Mardi 27 février 2018, par Jean Campion

Le Plaisir du sursaut

Alors que sur scène Valéry Bendjilali écoute sa guitare, Marc De Roy fait irruption dans la salle, remercie différents spectateurs de leur présence et rejoint son compère. En s’habillant, les comédiens, inspirés par le tube de Nicoletta, entonnent "Il est mort le théâtre". Le mot théâtre ne fait plus rêver. Pour le rendre attractif, il faut lui ajouter au moins deux "t". Ce soir, ils nous emmènent au... ThéTâTreT. Plus précisément dans le monde de Jean-Michel Ribes, où l’humour flirte constamment avec l’absurde. Puisant dans plusieurs recueils ( Théâtre sans animaux ; Musée haut, musée bas ; Sans m’en apercevoir, etc.), ils nous entraînent dans une farandole de scènes décalées, loufoques et... pertinentes.

Ribes aime beaucoup "les étincelles des courts-circuits, les immeubles qui tombent, les gens qui glissent ou qui s’envolent, bref les sursauts." Il aime que la situation dérape. Comme dans cet affrontement fraternel. Depuis l’âge de cinq ans, Jacques rêve de devenir plus intelligent qu’André, son frère aîné. Il crève d’envie de dépasser l’écrivain réputé, reçu sur les plateaux de télévision. Eh bien, ça y est ! En apprenant la "grande" nouvelle, André ne sourcille pas. Il laisse s’exprimer ce frère qu’en famille, à l’école, au catéchisme, on appelait "concon". Un surnom que Jacques justifie pleinement, en voulant prouver que "l’intelligence, c’est pas la mer à boire". La subtilité avec laquelle André manipule son cadet rend la scène jubilatoire.

L’auteur a l’art de faire progresser une situation extravagante, avec une logique désarmante. A la Comédie-Française, Jean-Claude et Louis, un couple homo, ont assisté à la première de "Phèdre". Rôle tenu par la soeur de Louis.
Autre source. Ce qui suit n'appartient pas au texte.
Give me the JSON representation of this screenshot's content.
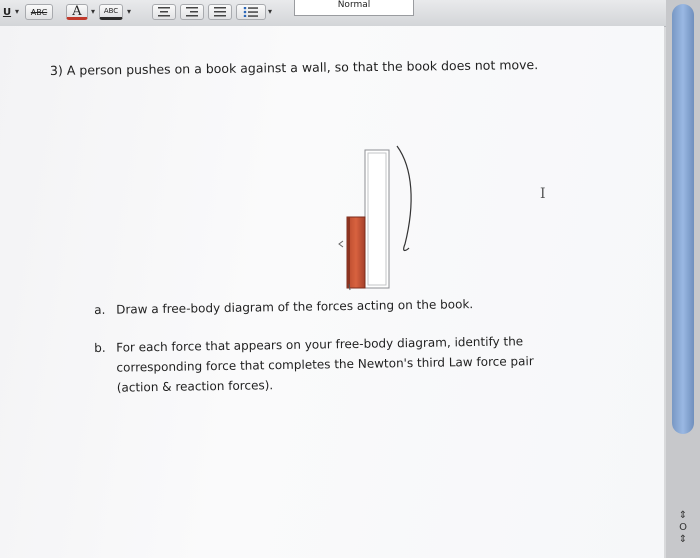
{
  "toolbar": {
    "underline_label": "U",
    "strike_label": "ABC",
    "font_color_label": "A",
    "highlight_label": "ABC",
    "style_value": "Normal",
    "colors": {
      "accent": "#c0392b",
      "highlight": "#2b2b2b"
    }
  },
  "document": {
    "question_title": "3) A person pushes on a book against a wall, so that the book does not move.",
    "items": [
      {
        "letter": "a.",
        "lines": [
          "Draw a free-body diagram of the forces acting on the book."
        ]
      },
      {
        "letter": "b.",
        "lines": [
          "For each force that appears on your free-body diagram, identify the",
          "corresponding force that completes the Newton's third Law force pair",
          "(action & reaction forces)."
        ]
      }
    ],
    "cursor_glyph": "I"
  },
  "scrollbar": {
    "glyph": "⇕ O ⇕"
  },
  "icons": [
    "underline-icon",
    "strikethrough-icon",
    "font-color-icon",
    "highlight-icon",
    "align-center-icon",
    "align-right-icon",
    "justify-icon",
    "list-icon",
    "text-cursor-icon"
  ]
}
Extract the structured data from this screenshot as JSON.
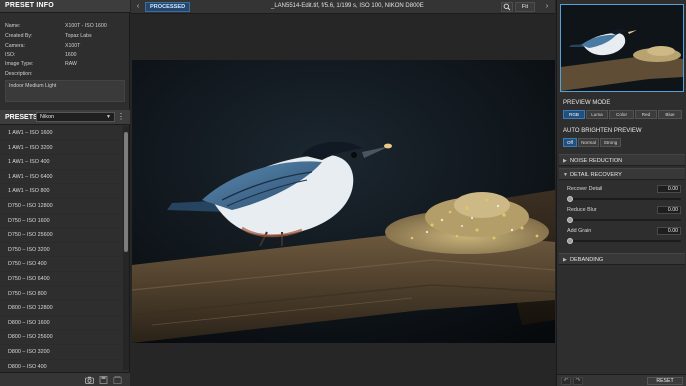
{
  "preset_info": {
    "title": "PRESET INFO",
    "rows": [
      {
        "key": "Name:",
        "value": "X100T - ISO 1600"
      },
      {
        "key": "Created By:",
        "value": "Topaz Labs"
      },
      {
        "key": "Camera:",
        "value": "X100T"
      },
      {
        "key": "ISO:",
        "value": "1600"
      },
      {
        "key": "Image Type:",
        "value": "RAW"
      },
      {
        "key": "Description:",
        "value": ""
      }
    ],
    "description": "Indoor Medium Light"
  },
  "presets": {
    "title": "PRESETS",
    "selected_camera": "Nikon",
    "items": [
      "1 AW1 – ISO 1600",
      "1 AW1 – ISO 3200",
      "1 AW1 – ISO 400",
      "1 AW1 – ISO 6400",
      "1 AW1 – ISO 800",
      "D750 – ISO 12800",
      "D750 – ISO 1600",
      "D750 – ISO 25600",
      "D750 – ISO 3200",
      "D750 – ISO 400",
      "D750 – ISO 6400",
      "D750 – ISO 800",
      "D800 – ISO 12800",
      "D800 – ISO 1600",
      "D800 – ISO 25600",
      "D800 – ISO 3200",
      "D800 – ISO 400"
    ]
  },
  "topbar": {
    "view_label": "PROCESSED",
    "file_title": "_LAN5514-Edit.tif, f/5.6, 1/199 s, ISO 100, NIKON D800E",
    "fit_label": "Fit"
  },
  "right": {
    "preview_mode_title": "PREVIEW MODE",
    "preview_modes": [
      "RGB",
      "Luma",
      "Color",
      "Red",
      "Blue"
    ],
    "preview_mode_active": "RGB",
    "auto_brighten_title": "AUTO BRIGHTEN PREVIEW",
    "auto_brighten_options": [
      "Off",
      "Normal",
      "Strong"
    ],
    "auto_brighten_active": "Off",
    "noise_reduction": "NOISE REDUCTION",
    "detail_recovery": "DETAIL RECOVERY",
    "sliders": [
      {
        "label": "Recover Detail",
        "value": "0.00",
        "level": 0
      },
      {
        "label": "Reduce Blur",
        "value": "0.00",
        "level": 0
      },
      {
        "label": "Add Grain",
        "value": "0.00",
        "level": 0
      }
    ],
    "debanding": "DEBANDING",
    "reset_label": "RESET"
  },
  "colors": {
    "accent": "#21507f",
    "panel": "#2e2e2e",
    "header": "#3d3d3d"
  },
  "icons": {
    "prev_image": "chevron-left-icon",
    "next_image": "chevron-right-icon",
    "zoom": "search-icon",
    "camera": "camera-icon",
    "save": "save-preset-icon",
    "import": "import-icon",
    "undo": "undo-icon",
    "redo": "redo-icon"
  }
}
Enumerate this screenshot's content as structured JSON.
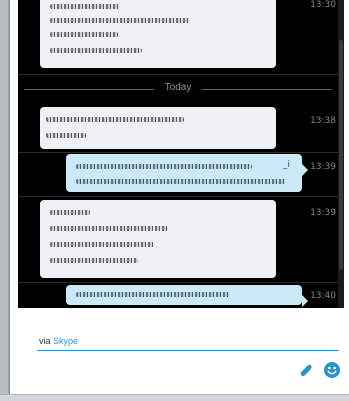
{
  "conversation": {
    "day_divider": "Today",
    "messages": [
      {
        "direction": "incoming",
        "time": "13:30"
      },
      {
        "direction": "incoming",
        "time": "13:38"
      },
      {
        "direction": "outgoing",
        "time": "13:39",
        "edited_mark": "_i"
      },
      {
        "direction": "incoming",
        "time": "13:39"
      },
      {
        "direction": "outgoing",
        "time": "13:40"
      }
    ]
  },
  "compose": {
    "via_prefix": "via",
    "via_service": "Skype"
  },
  "icons": {
    "attach": "paperclip-icon",
    "emoji": "emoji-icon"
  },
  "colors": {
    "accent": "#2a93c8",
    "incoming_bubble": "#eef2f6",
    "outgoing_bubble": "#cbe9f8",
    "chat_background": "#000000"
  }
}
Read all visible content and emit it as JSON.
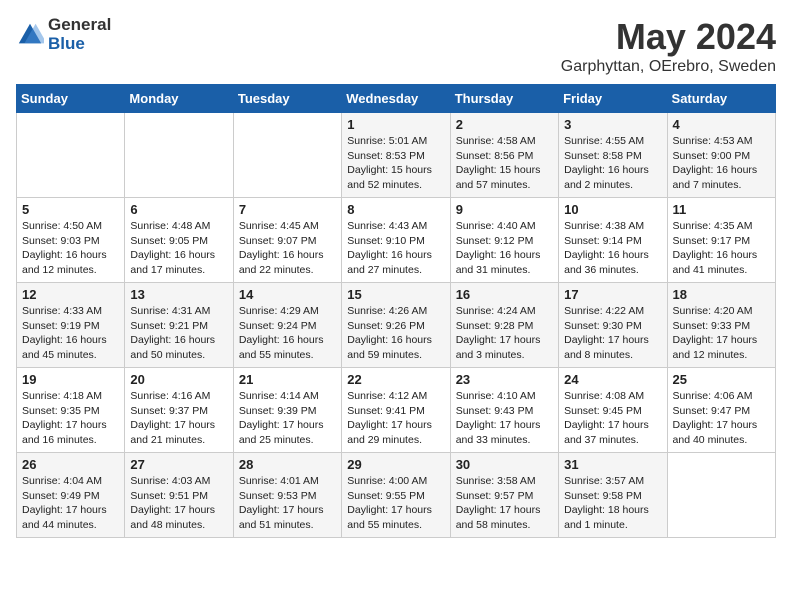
{
  "logo": {
    "general": "General",
    "blue": "Blue"
  },
  "title": "May 2024",
  "subtitle": "Garphyttan, OErebro, Sweden",
  "headers": [
    "Sunday",
    "Monday",
    "Tuesday",
    "Wednesday",
    "Thursday",
    "Friday",
    "Saturday"
  ],
  "weeks": [
    [
      {
        "day": "",
        "info": ""
      },
      {
        "day": "",
        "info": ""
      },
      {
        "day": "",
        "info": ""
      },
      {
        "day": "1",
        "info": "Sunrise: 5:01 AM\nSunset: 8:53 PM\nDaylight: 15 hours\nand 52 minutes."
      },
      {
        "day": "2",
        "info": "Sunrise: 4:58 AM\nSunset: 8:56 PM\nDaylight: 15 hours\nand 57 minutes."
      },
      {
        "day": "3",
        "info": "Sunrise: 4:55 AM\nSunset: 8:58 PM\nDaylight: 16 hours\nand 2 minutes."
      },
      {
        "day": "4",
        "info": "Sunrise: 4:53 AM\nSunset: 9:00 PM\nDaylight: 16 hours\nand 7 minutes."
      }
    ],
    [
      {
        "day": "5",
        "info": "Sunrise: 4:50 AM\nSunset: 9:03 PM\nDaylight: 16 hours\nand 12 minutes."
      },
      {
        "day": "6",
        "info": "Sunrise: 4:48 AM\nSunset: 9:05 PM\nDaylight: 16 hours\nand 17 minutes."
      },
      {
        "day": "7",
        "info": "Sunrise: 4:45 AM\nSunset: 9:07 PM\nDaylight: 16 hours\nand 22 minutes."
      },
      {
        "day": "8",
        "info": "Sunrise: 4:43 AM\nSunset: 9:10 PM\nDaylight: 16 hours\nand 27 minutes."
      },
      {
        "day": "9",
        "info": "Sunrise: 4:40 AM\nSunset: 9:12 PM\nDaylight: 16 hours\nand 31 minutes."
      },
      {
        "day": "10",
        "info": "Sunrise: 4:38 AM\nSunset: 9:14 PM\nDaylight: 16 hours\nand 36 minutes."
      },
      {
        "day": "11",
        "info": "Sunrise: 4:35 AM\nSunset: 9:17 PM\nDaylight: 16 hours\nand 41 minutes."
      }
    ],
    [
      {
        "day": "12",
        "info": "Sunrise: 4:33 AM\nSunset: 9:19 PM\nDaylight: 16 hours\nand 45 minutes."
      },
      {
        "day": "13",
        "info": "Sunrise: 4:31 AM\nSunset: 9:21 PM\nDaylight: 16 hours\nand 50 minutes."
      },
      {
        "day": "14",
        "info": "Sunrise: 4:29 AM\nSunset: 9:24 PM\nDaylight: 16 hours\nand 55 minutes."
      },
      {
        "day": "15",
        "info": "Sunrise: 4:26 AM\nSunset: 9:26 PM\nDaylight: 16 hours\nand 59 minutes."
      },
      {
        "day": "16",
        "info": "Sunrise: 4:24 AM\nSunset: 9:28 PM\nDaylight: 17 hours\nand 3 minutes."
      },
      {
        "day": "17",
        "info": "Sunrise: 4:22 AM\nSunset: 9:30 PM\nDaylight: 17 hours\nand 8 minutes."
      },
      {
        "day": "18",
        "info": "Sunrise: 4:20 AM\nSunset: 9:33 PM\nDaylight: 17 hours\nand 12 minutes."
      }
    ],
    [
      {
        "day": "19",
        "info": "Sunrise: 4:18 AM\nSunset: 9:35 PM\nDaylight: 17 hours\nand 16 minutes."
      },
      {
        "day": "20",
        "info": "Sunrise: 4:16 AM\nSunset: 9:37 PM\nDaylight: 17 hours\nand 21 minutes."
      },
      {
        "day": "21",
        "info": "Sunrise: 4:14 AM\nSunset: 9:39 PM\nDaylight: 17 hours\nand 25 minutes."
      },
      {
        "day": "22",
        "info": "Sunrise: 4:12 AM\nSunset: 9:41 PM\nDaylight: 17 hours\nand 29 minutes."
      },
      {
        "day": "23",
        "info": "Sunrise: 4:10 AM\nSunset: 9:43 PM\nDaylight: 17 hours\nand 33 minutes."
      },
      {
        "day": "24",
        "info": "Sunrise: 4:08 AM\nSunset: 9:45 PM\nDaylight: 17 hours\nand 37 minutes."
      },
      {
        "day": "25",
        "info": "Sunrise: 4:06 AM\nSunset: 9:47 PM\nDaylight: 17 hours\nand 40 minutes."
      }
    ],
    [
      {
        "day": "26",
        "info": "Sunrise: 4:04 AM\nSunset: 9:49 PM\nDaylight: 17 hours\nand 44 minutes."
      },
      {
        "day": "27",
        "info": "Sunrise: 4:03 AM\nSunset: 9:51 PM\nDaylight: 17 hours\nand 48 minutes."
      },
      {
        "day": "28",
        "info": "Sunrise: 4:01 AM\nSunset: 9:53 PM\nDaylight: 17 hours\nand 51 minutes."
      },
      {
        "day": "29",
        "info": "Sunrise: 4:00 AM\nSunset: 9:55 PM\nDaylight: 17 hours\nand 55 minutes."
      },
      {
        "day": "30",
        "info": "Sunrise: 3:58 AM\nSunset: 9:57 PM\nDaylight: 17 hours\nand 58 minutes."
      },
      {
        "day": "31",
        "info": "Sunrise: 3:57 AM\nSunset: 9:58 PM\nDaylight: 18 hours\nand 1 minute."
      },
      {
        "day": "",
        "info": ""
      }
    ]
  ]
}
Exaspéré par trois heures de supplice, Jean-Claude refuse d’aller féliciter "cette grosse vache", qui avait déjà gâché leur mariage. Louis tente de l’apaiser, fait des concessions : bravo peut se réduire à "o" et même à "vo". Peine perdue. Jean-Claude rejette les convenances et déclenche une nouvelle... tragédie.
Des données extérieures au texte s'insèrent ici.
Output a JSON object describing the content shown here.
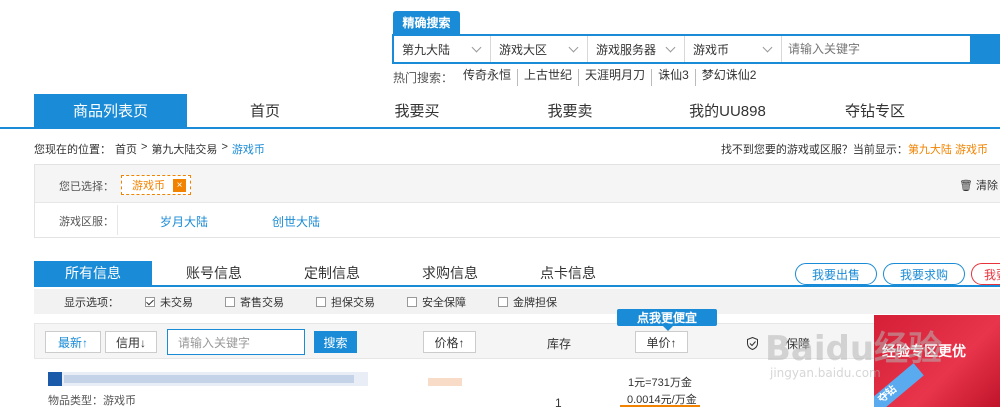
{
  "search": {
    "tab_label": "精确搜索",
    "selects": [
      "第九大陆",
      "游戏大区",
      "游戏服务器",
      "游戏币"
    ],
    "placeholder": "请输入关键字",
    "hot_label": "热门搜索：",
    "hot_items": [
      "传奇永恒",
      "上古世纪",
      "天涯明月刀",
      "诛仙3",
      "梦幻诛仙2"
    ]
  },
  "nav": {
    "items": [
      "商品列表页",
      "首页",
      "我要买",
      "我要卖",
      "我的UU898",
      "夺钻专区"
    ]
  },
  "breadcrumb": {
    "prefix": "您现在的位置：",
    "home": "首页",
    "sep": ">",
    "trade": "第九大陆交易",
    "current": "游戏币",
    "right_text": "找不到您要的游戏或区服？当前显示：",
    "right_highlight": "第九大陆 游戏币"
  },
  "filter": {
    "selected_label": "您已选择：",
    "selected_chip": "游戏币",
    "chip_close": "×",
    "clear": "清除",
    "server_label": "游戏区服：",
    "servers": [
      "岁月大陆",
      "创世大陆"
    ]
  },
  "tabs": {
    "items": [
      "所有信息",
      "账号信息",
      "定制信息",
      "求购信息",
      "点卡信息"
    ],
    "buttons": [
      "我要出售",
      "我要求购",
      "我要"
    ]
  },
  "options": {
    "label": "显示选项：",
    "items": [
      {
        "label": "未交易",
        "checked": true
      },
      {
        "label": "寄售交易",
        "checked": false
      },
      {
        "label": "担保交易",
        "checked": false
      },
      {
        "label": "安全保障",
        "checked": false
      },
      {
        "label": "金牌担保",
        "checked": false
      }
    ]
  },
  "sortbar": {
    "newest": "最新↑",
    "credit": "信用↓",
    "keyword_placeholder": "请输入关键字",
    "search": "搜索",
    "price": "价格↑",
    "stock": "库存",
    "unit_price": "单价↑",
    "security": "保障",
    "cheap_tip": "点我更便宜"
  },
  "listing": {
    "type_line": "物品类型：游戏币",
    "qty": "1",
    "unit_line1": "1元=731万金",
    "unit_line2": "0.0014元/万金"
  },
  "promo": {
    "text": "经验专区更优",
    "corner": "夺钻"
  },
  "watermark": {
    "main": "Baidu经验",
    "sub": "jingyan.baidu.com"
  }
}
Les personnages imaginés par Ribes nous ressemblent par leur faiblesse, leur lâcheté et leur humanité. Prisonniers de leurs préjugés, de leurs peurs et de leurs désirs, ils font voler en éclats la normalité, en cherchant à fuir leur réalité. Un homme, qui veut changer d’opinion sur son beau-frère, est aux anges, quand on salit sa réputation, en dévoilant toutes ses turpitudes. Les visiteurs, qui déambulent dans le musée, nous amusent par leurs obsessions, leur platitude, leur naïveté ou leur prétention. Ils sont manifestement incapables d’entrer en contact avec les oeuvres d’art. Convaincu qu’il faut absolument échapper à l’enlisement dans une existence médiocre, un client pousse son coiffeur à s’interroger : a-t-il été conçu pour passer la tondeuse ou vaporiser de la laque ? Il l’incite à lutter contre l’attraction universelle et à prendre son envol. Malgré l’emprunt à rembourser, le coiffeur est prêt à "faire le goéland".
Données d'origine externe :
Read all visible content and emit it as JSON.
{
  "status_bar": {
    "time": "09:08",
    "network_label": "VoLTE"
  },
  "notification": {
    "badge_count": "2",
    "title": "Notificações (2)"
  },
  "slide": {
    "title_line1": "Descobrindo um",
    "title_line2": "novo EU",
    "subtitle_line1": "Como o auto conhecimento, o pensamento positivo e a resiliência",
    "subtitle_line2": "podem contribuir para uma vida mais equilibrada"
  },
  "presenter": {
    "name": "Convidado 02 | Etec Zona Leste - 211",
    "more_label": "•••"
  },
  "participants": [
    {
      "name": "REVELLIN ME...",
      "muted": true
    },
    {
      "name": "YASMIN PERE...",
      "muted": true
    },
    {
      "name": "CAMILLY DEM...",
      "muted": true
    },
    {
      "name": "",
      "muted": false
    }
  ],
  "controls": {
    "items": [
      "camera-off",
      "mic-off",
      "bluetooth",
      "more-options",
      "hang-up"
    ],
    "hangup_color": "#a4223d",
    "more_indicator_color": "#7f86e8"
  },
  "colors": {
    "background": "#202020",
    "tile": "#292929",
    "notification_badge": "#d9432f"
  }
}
"Sans m’en apercevoir" est un spectacle à l’allure décontractée. Changements de costume à vue et chansons nous permettent de souffler entre chaque séquence. Mais dès que la situation insolite est plantée, les dialogues alertes de Jean-Michel Ribes nous embarquent irrésistiblement dans son univers absurde. Dirigés avec précision par Pascale Vander Zypen, Marc De Roy et Valéry Bendjilali changent de rythme efficacement et provoquent un rire libérateur. Ils alternent les rôles de dominant et de dominé, conjuguent leurs efforts, pour susciter un climat angoissant dans "Ca fait peur, non ?" et se défoulent, en chantant des tubes de Gérard Lenorman, Mike Brant et Marie Myriam. Un duo talentueux, qui ne se prend pas plus au sérieux que l’auteur. Emporté par son imagination, celui-ci secoue les idées reçues, mais ne prétend pas donner de leçons. Il se contente d’utiliser l’humour comme "un bouclier contre la connerie universelle".